Сегодня публичное возмущение – жаркие, непримиримые, полные ненависти схватки постепенно отходят на второй план перед проблемой, которая действительно является жизненно важной для нашего Отечества. Я говорю о необходимости нашего общего внимательного, объединяющего сосредоточения.
Нас пытаются рассорить. Нас записывают то в один лагерь, то в другой. Из нас делают монстров. О нас рассказывают небылицы, мерзости, пакости, преследуя одну задачу, очень простую: не дать сосредоточиться, не дать задуматься о нашей жизни и судьбе, заставляя сложить печально голову и терять силу жизни. Нам не хотят дать энергетически собраться, задать себе вопросы, кто мы такие, откуда и куда мы идем. И начать двигаться после этого.

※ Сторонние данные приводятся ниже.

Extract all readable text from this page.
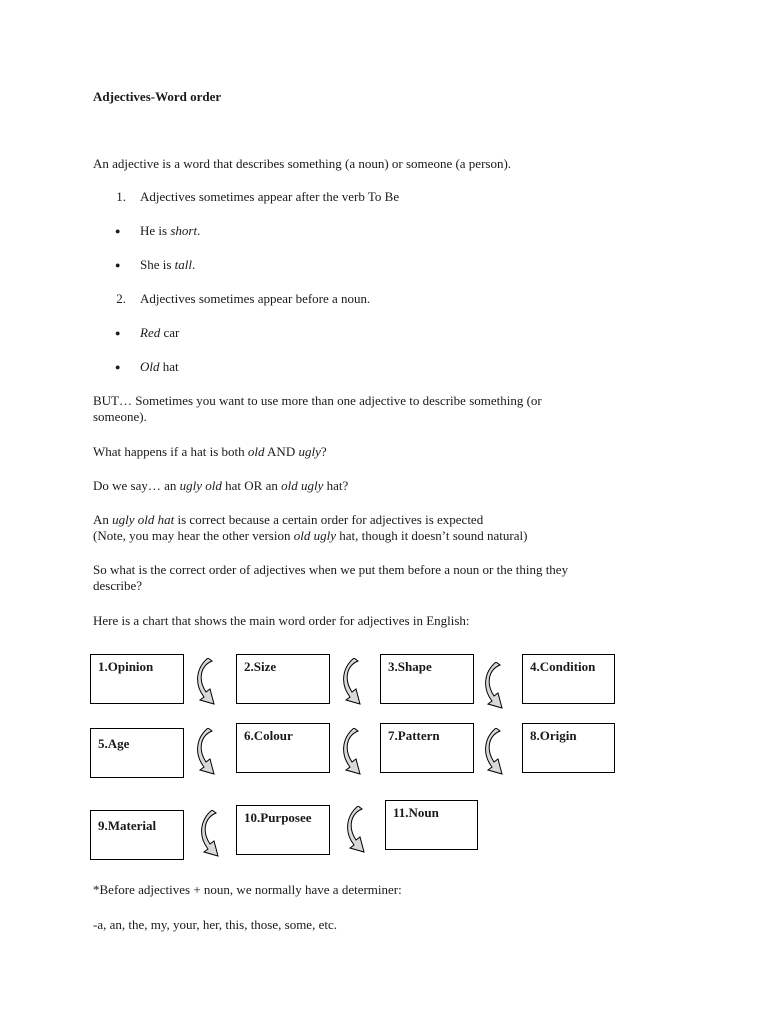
Adjectives-Word order

An adjective is a word that describes something (a noun) or someone (a person).

1. Adjectives sometimes appear after the verb To Be

● He is short.

● She is tall.

2. Adjectives sometimes appear before a noun.

● Red car

● Old hat

BUT… Sometimes you want to use more than one adjective to describe something (or

someone).

What happens if a hat is both old AND ugly?

Do we say… an ugly old hat OR an old ugly hat?

An ugly old hat is correct because a certain order for adjectives is expected

(Note, you may hear the other version old ugly hat, though it doesn’t sound natural)

So what is the correct order of adjectives when we put them before a noun or the thing they

describe?

Here is a chart that shows the main word order for adjectives in English:

1.Opinion	2.Size	3.Shape	4.Condition
5.Age
6.Colour	7.Pattern	8.Origin
9.Material
10.Purposee	11.Noun

*Before adjectives + noun, we normally have a determiner:

-a, an, the, my, your, her, this, those, some, etc.
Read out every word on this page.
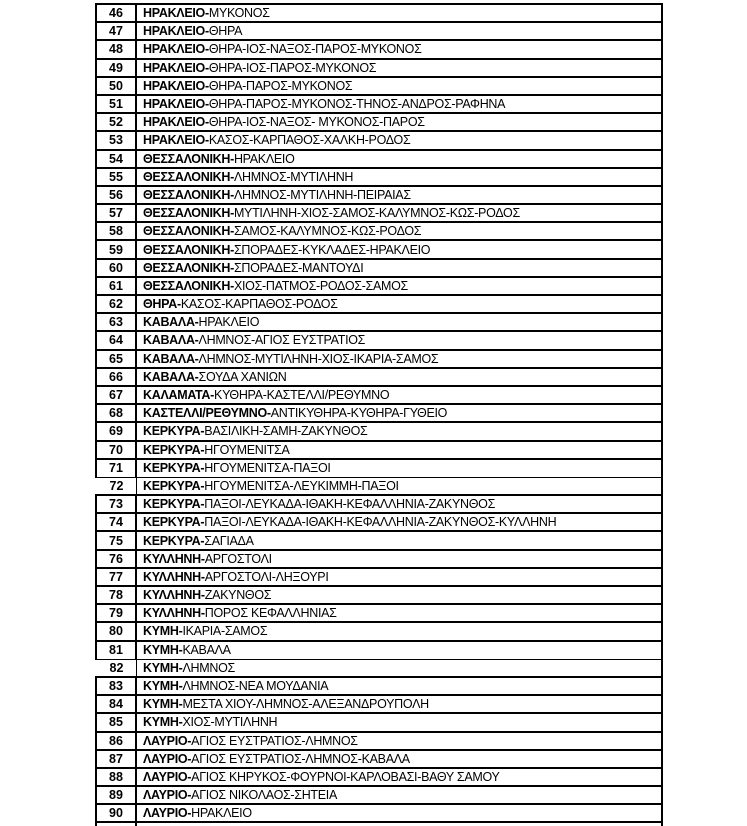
46 ΗΡΑΚΛΕΙΟ- ΜΥΚΟΝΟΣ
47 ΗΡΑΚΛΕΙΟ- ΘΗΡΑ
48 ΗΡΑΚΛΕΙΟ- ΘΗΡΑ-ΙΟΣ-ΝΑΞΟΣ-ΠΑΡΟΣ-ΜΥΚΟΝΟΣ
49 ΗΡΑΚΛΕΙΟ- ΘΗΡΑ-ΙΟΣ-ΠΑΡΟΣ-ΜΥΚΟΝΟΣ
50 ΗΡΑΚΛΕΙΟ- ΘΗΡΑ-ΠΑΡΟΣ-ΜΥΚΟΝΟΣ
51 ΗΡΑΚΛΕΙΟ- ΘΗΡΑ-ΠΑΡΟΣ-ΜΥΚΟΝΟΣ-ΤΗΝΟΣ-ΑΝΔΡΟΣ-ΡΑΦΗΝΑ
52 ΗΡΑΚΛΕΙΟ- ΘΗΡΑ-ΙΟΣ-ΝΑΞΟΣ- ΜΥΚΟΝΟΣ-ΠΑΡΟΣ
53 ΗΡΑΚΛΕΙΟ- ΚΑΣΟΣ-ΚΑΡΠΑΘΟΣ-ΧΑΛΚΗ-ΡΟΔΟΣ
54 ΘΕΣΣΑΛΟΝΙΚΗ- ΗΡΑΚΛΕΙΟ
55 ΘΕΣΣΑΛΟΝΙΚΗ- ΛΗΜΝΟΣ-ΜΥΤΙΛΗΝΗ
56 ΘΕΣΣΑΛΟΝΙΚΗ- ΛΗΜΝΟΣ-ΜΥΤΙΛΗΝΗ-ΠΕΙΡΑΙΑΣ
57 ΘΕΣΣΑΛΟΝΙΚΗ- ΜΥΤΙΛΗΝΗ-ΧΙΟΣ-ΣΑΜΟΣ-ΚΑΛΥΜΝΟΣ-ΚΩΣ-ΡΟΔΟΣ
58 ΘΕΣΣΑΛΟΝΙΚΗ- ΣΑΜΟΣ-ΚΑΛΥΜΝΟΣ-ΚΩΣ-ΡΟΔΟΣ
59 ΘΕΣΣΑΛΟΝΙΚΗ- ΣΠΟΡΑΔΕΣ-ΚΥΚΛΑΔΕΣ-ΗΡΑΚΛΕΙΟ
60 ΘΕΣΣΑΛΟΝΙΚΗ- ΣΠΟΡΑΔΕΣ-ΜΑΝΤΟΥΔΙ
61 ΘΕΣΣΑΛΟΝΙΚΗ- ΧΙΟΣ-ΠΑΤΜΟΣ-ΡΟΔΟΣ-ΣΑΜΟΣ
62 ΘΗΡΑ- ΚΑΣΟΣ-ΚΑΡΠΑΘΟΣ-ΡΟΔΟΣ
63 ΚΑΒΑΛΑ- ΗΡΑΚΛΕΙΟ
64 ΚΑΒΑΛΑ- ΛΗΜΝΟΣ-ΑΓΙΟΣ ΕΥΣΤΡΑΤΙΟΣ
65 ΚΑΒΑΛΑ- ΛΗΜΝΟΣ-ΜΥΤΙΛΗΝΗ-ΧΙΟΣ-ΙΚΑΡΙΑ-ΣΑΜΟΣ
66 ΚΑΒΑΛΑ- ΣΟΥΔΑ ΧΑΝΙΩΝ
67 ΚΑΛΑΜΑΤΑ- ΚΥΘΗΡΑ-ΚΑΣΤΕΛΛΙ/ΡΕΘΥΜΝΟ
68 ΚΑΣΤΕΛΛΙ/ΡΕΘΥΜΝΟ- ΑΝΤΙΚΥΘΗΡΑ-ΚΥΘΗΡΑ-ΓΥΘΕΙΟ
69 ΚΕΡΚΥΡΑ- ΒΑΣΙΛΙΚΗ-ΣΑΜΗ-ΖΑΚΥΝΘΟΣ
70 ΚΕΡΚΥΡΑ- ΗΓΟΥΜΕΝΙΤΣΑ
71 ΚΕΡΚΥΡΑ- ΗΓΟΥΜΕΝΙΤΣΑ-ΠΑΞΟΙ
72 ΚΕΡΚΥΡΑ- ΗΓΟΥΜΕΝΙΤΣΑ-ΛΕΥΚΙΜΜΗ-ΠΑΞΟΙ
73 ΚΕΡΚΥΡΑ- ΠΑΞΟΙ-ΛΕΥΚΑΔΑ-ΙΘΑΚΗ-ΚΕΦΑΛΛΗΝΙΑ-ΖΑΚΥΝΘΟΣ
74 ΚΕΡΚΥΡΑ- ΠΑΞΟΙ-ΛΕΥΚΑΔΑ-ΙΘΑΚΗ-ΚΕΦΑΛΛΗΝΙΑ-ΖΑΚΥΝΘΟΣ-ΚΥΛΛΗΝΗ
75 ΚΕΡΚΥΡΑ- ΣΑΓΙΑΔΑ
76 ΚΥΛΛΗΝΗ- ΑΡΓΟΣΤΟΛΙ
77 ΚΥΛΛΗΝΗ- ΑΡΓΟΣΤΟΛΙ-ΛΗΞΟΥΡΙ
78 ΚΥΛΛΗΝΗ- ΖΑΚΥΝΘΟΣ
79 ΚΥΛΛΗΝΗ- ΠΟΡΟΣ ΚΕΦΑΛΛΗΝΙΑΣ
80 ΚΥΜΗ- ΙΚΑΡΙΑ-ΣΑΜΟΣ
81 ΚΥΜΗ- ΚΑΒΑΛΑ
82 ΚΥΜΗ- ΛΗΜΝΟΣ
83 ΚΥΜΗ- ΛΗΜΝΟΣ-ΝΕΑ ΜΟΥΔΑΝΙΑ
84 ΚΥΜΗ- ΜΕΣΤΑ ΧΙΟΥ-ΛΗΜΝΟΣ-ΑΛΕΞΑΝΔΡΟΥΠΟΛΗ
85 ΚΥΜΗ- ΧΙΟΣ-ΜΥΤΙΛΗΝΗ
86 ΛΑΥΡΙΟ- ΑΓΙΟΣ ΕΥΣΤΡΑΤΙΟΣ-ΛΗΜΝΟΣ
87 ΛΑΥΡΙΟ- ΑΓΙΟΣ ΕΥΣΤΡΑΤΙΟΣ-ΛΗΜΝΟΣ-ΚΑΒΑΛΑ
88 ΛΑΥΡΙΟ- ΑΓΙΟΣ ΚΗΡΥΚΟΣ-ΦΟΥΡΝΟΙ-ΚΑΡΛΟΒΑΣΙ-ΒΑΘΥ ΣΑΜΟΥ
89 ΛΑΥΡΙΟ- ΑΓΙΟΣ ΝΙΚΟΛΑΟΣ-ΣΗΤΕΙΑ
90 ΛΑΥΡΙΟ- ΗΡΑΚΛΕΙΟ
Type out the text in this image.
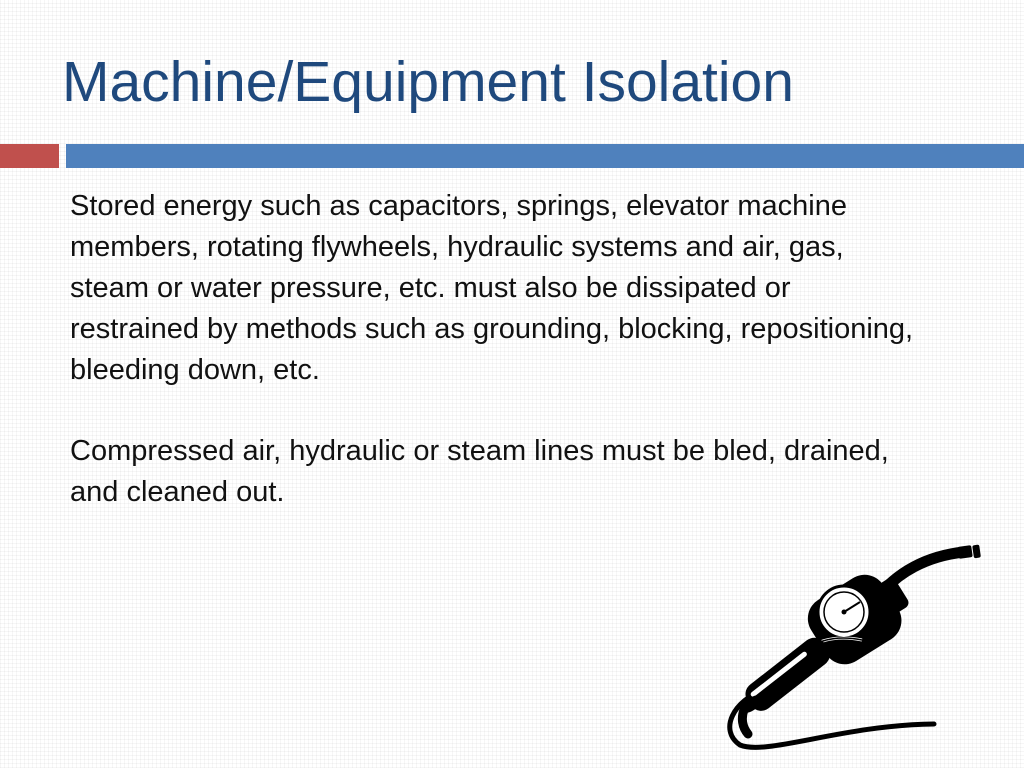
Machine/Equipment Isolation

Stored energy such as capacitors, springs, elevator machine members, rotating flywheels, hydraulic systems and air, gas, steam or water pressure, etc. must also be dissipated or restrained by methods such as grounding, blocking, repositioning, bleeding down, etc.

Compressed air, hydraulic or steam lines must be bled, drained, and cleaned out.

Сегодня, я убежден, возникает то время, когда не шумящая крона должна иметь значение, а тишина и глубина корневой системы. И вот тот, кто переплетен с корнями внутренними, кто не шумит, а впитывает и стоит крепко, тот только и может ощутить наше единство и предназначение… (XII, 13)
Сосредоточение художника
(2005)
Может ли кино спасти?
Я не ставил бы перед собой такой задачи – спасти человека. Русское искусство строилось всегда на катарсисе, очищении. Мы потеряли уважение к жизни и смерти. Проще всего пугать. На экране убивают тысячи людей – и никого не жалко, даже не интересно, за что убили. Важно как.